Central Bucks Schools will provide all students with the academic and problem-solving skills essential for personal development, responsible citizenship, and life-long learning.
To this end, Central Bucks expects students to acquire and demonstrate a broad base of knowledge and skills as a foundation for continued learning so that they will become:
- Complex thinkers who can reason, reflect, make decisions, and solve problems, supporting and defending their solutions.
- Self-directed learners who can set and prioritize goals, monitor and evaluate progress, use information resources and emerging technologies, and adapt to change.
- Effective and creative communicators who use a variety of skills to express concepts and ideas.
- Informed and responsible citizens who contribute to their community, their country, and their world.
- Collaborative workers who can demonstrate cooperation and leadership within groups to accomplish a common goal.
- Quality producers whose work reflects high standards, originality, and unique abilities.
Vision Statement
Excellence: Committed to It . . . Dedicated to It
Belief Statements
We believe that the Central Bucks School Community:
- Provides a challenging and efficient educational program for all students.
- Respects the uniqueness of each child, develops a sense of belonging, and fosters understanding, tolerance, and life long learning.
- Creates and maintains a safe, respectful, and nurturing learning environment.
- Encourages a supportive and receptive relationship with the greater community.
- Provides for continuous school improvement through shared decision-making and ongoing staff development.
Background
No large organization can move forward in a positive way without long-range planning to guide its actions. Central Bucks is in the fortunate position of having completed two strategic plans under the leadership of Superintendent N. Robert Laws.
The Central Bucks Strategic Plan from 1992-2000 was known as "Charting the Course," a completely blank-slate look at the district's operations under a new superintendent. Encouraging us to use "true North" as our guide, Dr. Laws led the district in its exploration of outcomes-based education, performance assessment, and the principles of the Coalition of Essential Schools. Out of that strategic plan emerged the CB Mission Statement, the CB Essential Learning Student Goals, block scheduling, and the Graduation Project and the Grade 6 and Grade 9 Transition Tasks, among other programs.
The Central Bucks Strategic Plan from 2000-2006 was known as "Staying the Course," a promise to continue in the same academic direction: standards-based courses, a district assessment system incorporating performance tasks and portfolios, and a new remediation program "Academic Skills."

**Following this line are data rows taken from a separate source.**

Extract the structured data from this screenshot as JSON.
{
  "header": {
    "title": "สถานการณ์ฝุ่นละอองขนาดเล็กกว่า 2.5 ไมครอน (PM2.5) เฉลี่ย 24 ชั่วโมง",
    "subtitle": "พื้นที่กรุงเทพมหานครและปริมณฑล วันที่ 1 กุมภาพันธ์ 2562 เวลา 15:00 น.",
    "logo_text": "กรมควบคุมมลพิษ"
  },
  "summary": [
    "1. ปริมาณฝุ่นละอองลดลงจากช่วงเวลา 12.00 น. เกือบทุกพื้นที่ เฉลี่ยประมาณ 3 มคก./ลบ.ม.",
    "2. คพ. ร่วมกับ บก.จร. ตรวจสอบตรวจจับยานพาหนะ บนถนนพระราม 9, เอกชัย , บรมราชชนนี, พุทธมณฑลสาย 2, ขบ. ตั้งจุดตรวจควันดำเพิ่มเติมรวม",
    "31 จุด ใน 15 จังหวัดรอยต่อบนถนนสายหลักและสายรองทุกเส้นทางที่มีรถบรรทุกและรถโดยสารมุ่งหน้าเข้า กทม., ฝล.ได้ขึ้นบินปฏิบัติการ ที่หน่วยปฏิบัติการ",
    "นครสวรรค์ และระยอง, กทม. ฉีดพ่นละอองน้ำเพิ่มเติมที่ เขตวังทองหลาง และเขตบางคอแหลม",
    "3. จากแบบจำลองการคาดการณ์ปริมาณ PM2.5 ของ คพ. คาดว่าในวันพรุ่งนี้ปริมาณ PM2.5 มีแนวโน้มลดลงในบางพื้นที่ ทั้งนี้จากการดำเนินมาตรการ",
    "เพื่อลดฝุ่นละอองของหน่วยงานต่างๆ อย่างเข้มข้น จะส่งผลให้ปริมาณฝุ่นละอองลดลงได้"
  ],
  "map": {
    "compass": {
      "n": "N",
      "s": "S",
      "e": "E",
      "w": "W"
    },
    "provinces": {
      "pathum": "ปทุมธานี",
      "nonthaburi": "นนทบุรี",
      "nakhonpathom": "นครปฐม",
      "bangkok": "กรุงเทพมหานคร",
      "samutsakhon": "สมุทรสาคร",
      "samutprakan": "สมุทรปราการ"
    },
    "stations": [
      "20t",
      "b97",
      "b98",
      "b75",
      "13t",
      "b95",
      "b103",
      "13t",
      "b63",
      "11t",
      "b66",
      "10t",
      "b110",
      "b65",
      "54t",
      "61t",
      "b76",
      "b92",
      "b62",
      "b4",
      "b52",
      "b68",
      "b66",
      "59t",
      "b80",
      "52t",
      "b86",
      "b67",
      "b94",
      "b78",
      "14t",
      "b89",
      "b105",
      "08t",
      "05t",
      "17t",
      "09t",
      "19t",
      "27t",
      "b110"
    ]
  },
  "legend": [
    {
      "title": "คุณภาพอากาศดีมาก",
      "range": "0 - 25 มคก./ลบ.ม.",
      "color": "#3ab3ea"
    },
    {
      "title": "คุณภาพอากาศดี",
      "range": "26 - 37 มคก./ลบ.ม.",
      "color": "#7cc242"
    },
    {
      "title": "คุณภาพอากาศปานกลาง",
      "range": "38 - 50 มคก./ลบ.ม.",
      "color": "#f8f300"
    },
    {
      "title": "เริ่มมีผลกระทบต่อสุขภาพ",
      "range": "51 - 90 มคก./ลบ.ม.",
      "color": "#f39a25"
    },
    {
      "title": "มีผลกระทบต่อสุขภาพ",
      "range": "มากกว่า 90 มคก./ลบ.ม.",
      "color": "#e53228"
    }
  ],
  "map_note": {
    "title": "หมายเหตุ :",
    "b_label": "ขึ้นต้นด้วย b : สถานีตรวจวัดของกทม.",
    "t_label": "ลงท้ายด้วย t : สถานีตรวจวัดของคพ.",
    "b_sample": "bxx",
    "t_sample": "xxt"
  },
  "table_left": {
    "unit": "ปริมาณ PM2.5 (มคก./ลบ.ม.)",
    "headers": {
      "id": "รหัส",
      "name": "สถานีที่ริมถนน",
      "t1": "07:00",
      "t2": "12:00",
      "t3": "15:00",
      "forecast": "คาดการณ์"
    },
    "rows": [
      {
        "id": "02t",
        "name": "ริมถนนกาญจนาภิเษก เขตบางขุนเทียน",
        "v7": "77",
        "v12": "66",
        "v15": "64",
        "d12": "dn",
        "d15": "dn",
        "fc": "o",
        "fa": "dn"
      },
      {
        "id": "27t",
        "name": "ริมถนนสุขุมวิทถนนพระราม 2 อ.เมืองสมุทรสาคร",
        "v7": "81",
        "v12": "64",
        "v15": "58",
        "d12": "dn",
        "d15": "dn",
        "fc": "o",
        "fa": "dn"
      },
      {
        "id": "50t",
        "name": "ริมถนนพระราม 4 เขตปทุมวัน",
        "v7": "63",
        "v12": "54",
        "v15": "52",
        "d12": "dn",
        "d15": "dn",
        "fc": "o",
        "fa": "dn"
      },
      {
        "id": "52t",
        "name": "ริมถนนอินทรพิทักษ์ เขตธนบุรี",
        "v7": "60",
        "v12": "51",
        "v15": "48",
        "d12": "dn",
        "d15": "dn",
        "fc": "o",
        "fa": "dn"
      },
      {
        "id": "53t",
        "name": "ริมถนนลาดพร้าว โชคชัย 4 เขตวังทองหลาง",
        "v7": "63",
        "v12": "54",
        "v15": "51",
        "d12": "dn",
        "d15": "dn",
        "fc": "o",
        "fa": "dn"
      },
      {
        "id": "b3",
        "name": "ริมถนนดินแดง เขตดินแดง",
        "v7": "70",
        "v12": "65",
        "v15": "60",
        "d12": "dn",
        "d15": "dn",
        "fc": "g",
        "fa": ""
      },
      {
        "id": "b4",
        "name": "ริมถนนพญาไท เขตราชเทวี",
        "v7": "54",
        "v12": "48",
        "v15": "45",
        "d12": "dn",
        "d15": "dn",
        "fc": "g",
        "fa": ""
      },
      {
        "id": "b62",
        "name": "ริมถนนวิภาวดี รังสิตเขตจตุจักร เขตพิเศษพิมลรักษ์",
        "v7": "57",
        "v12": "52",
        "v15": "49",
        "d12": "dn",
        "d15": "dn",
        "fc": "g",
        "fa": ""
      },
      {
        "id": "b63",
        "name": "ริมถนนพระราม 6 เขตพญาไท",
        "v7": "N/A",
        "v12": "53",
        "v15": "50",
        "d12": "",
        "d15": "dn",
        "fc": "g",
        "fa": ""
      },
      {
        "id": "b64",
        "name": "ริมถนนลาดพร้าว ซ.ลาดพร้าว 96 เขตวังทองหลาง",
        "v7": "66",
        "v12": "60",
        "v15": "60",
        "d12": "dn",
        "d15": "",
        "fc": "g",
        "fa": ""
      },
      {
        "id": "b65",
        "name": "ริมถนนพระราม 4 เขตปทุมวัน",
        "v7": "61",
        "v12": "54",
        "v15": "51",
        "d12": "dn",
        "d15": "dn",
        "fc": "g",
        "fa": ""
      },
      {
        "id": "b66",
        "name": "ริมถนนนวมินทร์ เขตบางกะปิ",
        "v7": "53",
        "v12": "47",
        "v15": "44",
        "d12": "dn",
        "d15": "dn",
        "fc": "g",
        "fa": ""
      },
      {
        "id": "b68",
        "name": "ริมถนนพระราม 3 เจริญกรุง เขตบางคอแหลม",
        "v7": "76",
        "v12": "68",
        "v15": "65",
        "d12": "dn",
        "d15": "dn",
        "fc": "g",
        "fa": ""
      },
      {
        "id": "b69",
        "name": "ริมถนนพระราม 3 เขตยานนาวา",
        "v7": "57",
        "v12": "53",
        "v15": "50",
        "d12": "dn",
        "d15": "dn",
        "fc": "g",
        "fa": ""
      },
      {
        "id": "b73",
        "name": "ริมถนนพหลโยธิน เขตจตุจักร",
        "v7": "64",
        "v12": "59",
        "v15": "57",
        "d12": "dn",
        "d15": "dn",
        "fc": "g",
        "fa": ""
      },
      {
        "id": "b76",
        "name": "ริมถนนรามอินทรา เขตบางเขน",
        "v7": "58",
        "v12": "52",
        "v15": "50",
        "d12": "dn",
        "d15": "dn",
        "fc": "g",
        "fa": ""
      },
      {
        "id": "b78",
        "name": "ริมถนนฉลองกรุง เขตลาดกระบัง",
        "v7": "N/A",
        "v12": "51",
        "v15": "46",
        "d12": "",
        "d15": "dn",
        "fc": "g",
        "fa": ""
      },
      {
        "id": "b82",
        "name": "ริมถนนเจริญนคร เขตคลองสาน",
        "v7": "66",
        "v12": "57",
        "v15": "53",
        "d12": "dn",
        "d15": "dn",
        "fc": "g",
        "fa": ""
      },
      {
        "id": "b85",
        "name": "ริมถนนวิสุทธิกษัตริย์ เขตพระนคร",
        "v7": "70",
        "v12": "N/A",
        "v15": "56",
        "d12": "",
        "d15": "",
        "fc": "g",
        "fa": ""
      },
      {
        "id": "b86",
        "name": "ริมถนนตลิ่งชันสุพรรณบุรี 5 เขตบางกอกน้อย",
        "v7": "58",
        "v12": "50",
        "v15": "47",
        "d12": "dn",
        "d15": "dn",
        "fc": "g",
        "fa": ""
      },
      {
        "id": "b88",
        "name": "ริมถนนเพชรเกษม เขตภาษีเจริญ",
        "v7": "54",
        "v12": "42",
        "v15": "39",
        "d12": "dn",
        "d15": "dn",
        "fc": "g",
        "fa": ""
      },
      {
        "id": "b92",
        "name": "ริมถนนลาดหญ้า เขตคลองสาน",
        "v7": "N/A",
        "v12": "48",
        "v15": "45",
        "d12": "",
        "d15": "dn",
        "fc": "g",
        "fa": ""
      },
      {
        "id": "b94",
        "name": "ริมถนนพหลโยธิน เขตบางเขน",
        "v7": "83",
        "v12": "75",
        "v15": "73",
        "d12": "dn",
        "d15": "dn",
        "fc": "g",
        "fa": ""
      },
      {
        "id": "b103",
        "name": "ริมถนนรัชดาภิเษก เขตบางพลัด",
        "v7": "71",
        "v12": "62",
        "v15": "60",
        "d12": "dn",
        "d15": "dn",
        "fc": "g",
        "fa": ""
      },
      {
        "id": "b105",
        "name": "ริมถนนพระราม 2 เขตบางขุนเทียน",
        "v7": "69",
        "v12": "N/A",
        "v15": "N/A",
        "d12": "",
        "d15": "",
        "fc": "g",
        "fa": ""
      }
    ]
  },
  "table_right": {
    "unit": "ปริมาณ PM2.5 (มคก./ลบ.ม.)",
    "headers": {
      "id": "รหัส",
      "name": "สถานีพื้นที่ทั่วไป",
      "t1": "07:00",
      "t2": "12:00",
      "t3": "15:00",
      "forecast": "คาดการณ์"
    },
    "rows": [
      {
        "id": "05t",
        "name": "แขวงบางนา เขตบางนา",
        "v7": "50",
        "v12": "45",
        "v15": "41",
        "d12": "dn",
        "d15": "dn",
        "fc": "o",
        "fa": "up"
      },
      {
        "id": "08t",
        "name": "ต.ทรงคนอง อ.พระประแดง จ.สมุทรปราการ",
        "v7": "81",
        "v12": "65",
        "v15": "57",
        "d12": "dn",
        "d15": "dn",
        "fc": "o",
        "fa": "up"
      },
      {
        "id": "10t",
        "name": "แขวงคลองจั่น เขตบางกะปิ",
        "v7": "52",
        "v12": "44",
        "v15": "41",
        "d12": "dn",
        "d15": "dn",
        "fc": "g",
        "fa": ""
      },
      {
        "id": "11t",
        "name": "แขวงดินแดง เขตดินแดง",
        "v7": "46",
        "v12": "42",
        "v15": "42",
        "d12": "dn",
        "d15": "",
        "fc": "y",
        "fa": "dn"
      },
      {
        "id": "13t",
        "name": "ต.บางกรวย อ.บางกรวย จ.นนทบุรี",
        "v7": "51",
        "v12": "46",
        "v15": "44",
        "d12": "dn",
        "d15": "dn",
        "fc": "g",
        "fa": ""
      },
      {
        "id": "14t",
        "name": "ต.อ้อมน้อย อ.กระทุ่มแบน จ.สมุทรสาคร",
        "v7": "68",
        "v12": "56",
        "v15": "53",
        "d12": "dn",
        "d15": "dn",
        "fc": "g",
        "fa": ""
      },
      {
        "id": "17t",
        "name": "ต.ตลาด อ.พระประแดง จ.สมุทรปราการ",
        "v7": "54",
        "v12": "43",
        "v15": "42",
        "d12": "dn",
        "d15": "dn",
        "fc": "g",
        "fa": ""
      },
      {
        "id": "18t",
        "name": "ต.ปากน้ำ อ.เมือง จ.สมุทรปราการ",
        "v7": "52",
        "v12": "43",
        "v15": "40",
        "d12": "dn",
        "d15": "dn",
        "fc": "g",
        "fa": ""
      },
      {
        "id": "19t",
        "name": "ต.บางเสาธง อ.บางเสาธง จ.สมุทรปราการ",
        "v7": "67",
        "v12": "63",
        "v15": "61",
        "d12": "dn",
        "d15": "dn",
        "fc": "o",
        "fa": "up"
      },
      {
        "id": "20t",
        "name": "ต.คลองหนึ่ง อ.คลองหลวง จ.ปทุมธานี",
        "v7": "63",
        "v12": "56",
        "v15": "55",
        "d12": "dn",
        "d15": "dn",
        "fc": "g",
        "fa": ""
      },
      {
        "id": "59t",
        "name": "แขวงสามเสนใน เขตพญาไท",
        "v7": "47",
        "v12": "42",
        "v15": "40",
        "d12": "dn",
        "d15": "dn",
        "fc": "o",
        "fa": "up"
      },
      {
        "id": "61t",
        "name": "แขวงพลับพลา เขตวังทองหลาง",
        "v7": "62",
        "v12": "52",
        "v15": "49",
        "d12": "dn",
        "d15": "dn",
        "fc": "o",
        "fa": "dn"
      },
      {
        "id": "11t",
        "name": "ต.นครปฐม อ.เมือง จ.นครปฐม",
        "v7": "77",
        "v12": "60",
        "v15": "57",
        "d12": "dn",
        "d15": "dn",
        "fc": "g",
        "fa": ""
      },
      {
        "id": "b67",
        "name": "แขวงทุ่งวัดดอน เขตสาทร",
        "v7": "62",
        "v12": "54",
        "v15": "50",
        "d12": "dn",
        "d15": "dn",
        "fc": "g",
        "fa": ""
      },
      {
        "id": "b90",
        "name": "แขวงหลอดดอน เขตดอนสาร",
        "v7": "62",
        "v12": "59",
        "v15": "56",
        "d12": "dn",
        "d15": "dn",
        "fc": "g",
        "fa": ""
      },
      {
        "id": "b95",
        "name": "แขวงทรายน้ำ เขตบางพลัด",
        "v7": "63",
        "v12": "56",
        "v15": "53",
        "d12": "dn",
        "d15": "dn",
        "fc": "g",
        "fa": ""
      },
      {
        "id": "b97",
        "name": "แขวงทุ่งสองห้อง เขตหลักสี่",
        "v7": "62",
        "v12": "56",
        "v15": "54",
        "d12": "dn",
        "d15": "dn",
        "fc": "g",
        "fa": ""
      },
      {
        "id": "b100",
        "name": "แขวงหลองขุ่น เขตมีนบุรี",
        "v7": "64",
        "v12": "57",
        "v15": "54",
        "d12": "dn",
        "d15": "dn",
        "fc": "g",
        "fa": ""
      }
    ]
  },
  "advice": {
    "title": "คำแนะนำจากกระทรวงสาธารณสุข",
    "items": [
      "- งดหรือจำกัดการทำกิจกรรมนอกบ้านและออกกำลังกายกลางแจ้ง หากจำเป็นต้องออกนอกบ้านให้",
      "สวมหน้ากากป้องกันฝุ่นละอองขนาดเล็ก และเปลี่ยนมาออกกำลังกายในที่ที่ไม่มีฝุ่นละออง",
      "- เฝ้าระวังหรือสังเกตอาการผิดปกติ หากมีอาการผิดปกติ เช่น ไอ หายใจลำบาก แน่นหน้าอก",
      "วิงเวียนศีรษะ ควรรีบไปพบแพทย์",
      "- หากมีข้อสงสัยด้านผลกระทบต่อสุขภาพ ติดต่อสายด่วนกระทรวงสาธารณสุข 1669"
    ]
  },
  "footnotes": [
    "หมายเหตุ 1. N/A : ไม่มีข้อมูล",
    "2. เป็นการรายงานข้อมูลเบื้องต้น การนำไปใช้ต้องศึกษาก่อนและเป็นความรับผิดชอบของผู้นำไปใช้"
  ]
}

In September 2005, Central Bucks embarked on designing its next Strategic Plan for 2006-2012. This plan is known as "Extending the Course" to continue the metaphor of previous plans. Central Bucks is using the "umbrella" of rigor, relevance, and relationships under which it organizes its other strategic goals: meeting the needs of all students, meeting the needs of the "whole" child beyond academics, preparing students for the workplace of the future, fostering leadership, being innovative users of technology, extending and refining curriculum, instruction, and professional development, and enhancing communication with all community stakeholders.
Participants
The Strategic Planning Steering Committee is a group of fifty-six representatives (administrators, School Board Members, teachers, parents, community members representing each attendance area, business representatives, and students) selected to serve as a direction-setting group. They held two meetings in November 2005 to set direction and two in May 2006 to review action plans. They will meet periodically to review progress on the Strategic Plan.
The Strategic Plan Action Teams included 225 members (administrators, School Board Members, teachers, parents, community members, business representatives, and students), working in the nine goal areas of the Strategic Plan. Each committee was led by co-chairpersons (one teacher and one administrator) and began work at the Kick-Off Event at CB West on February 1, 2006. They met anywhere from 2-4 times a month during February, March, April and early May.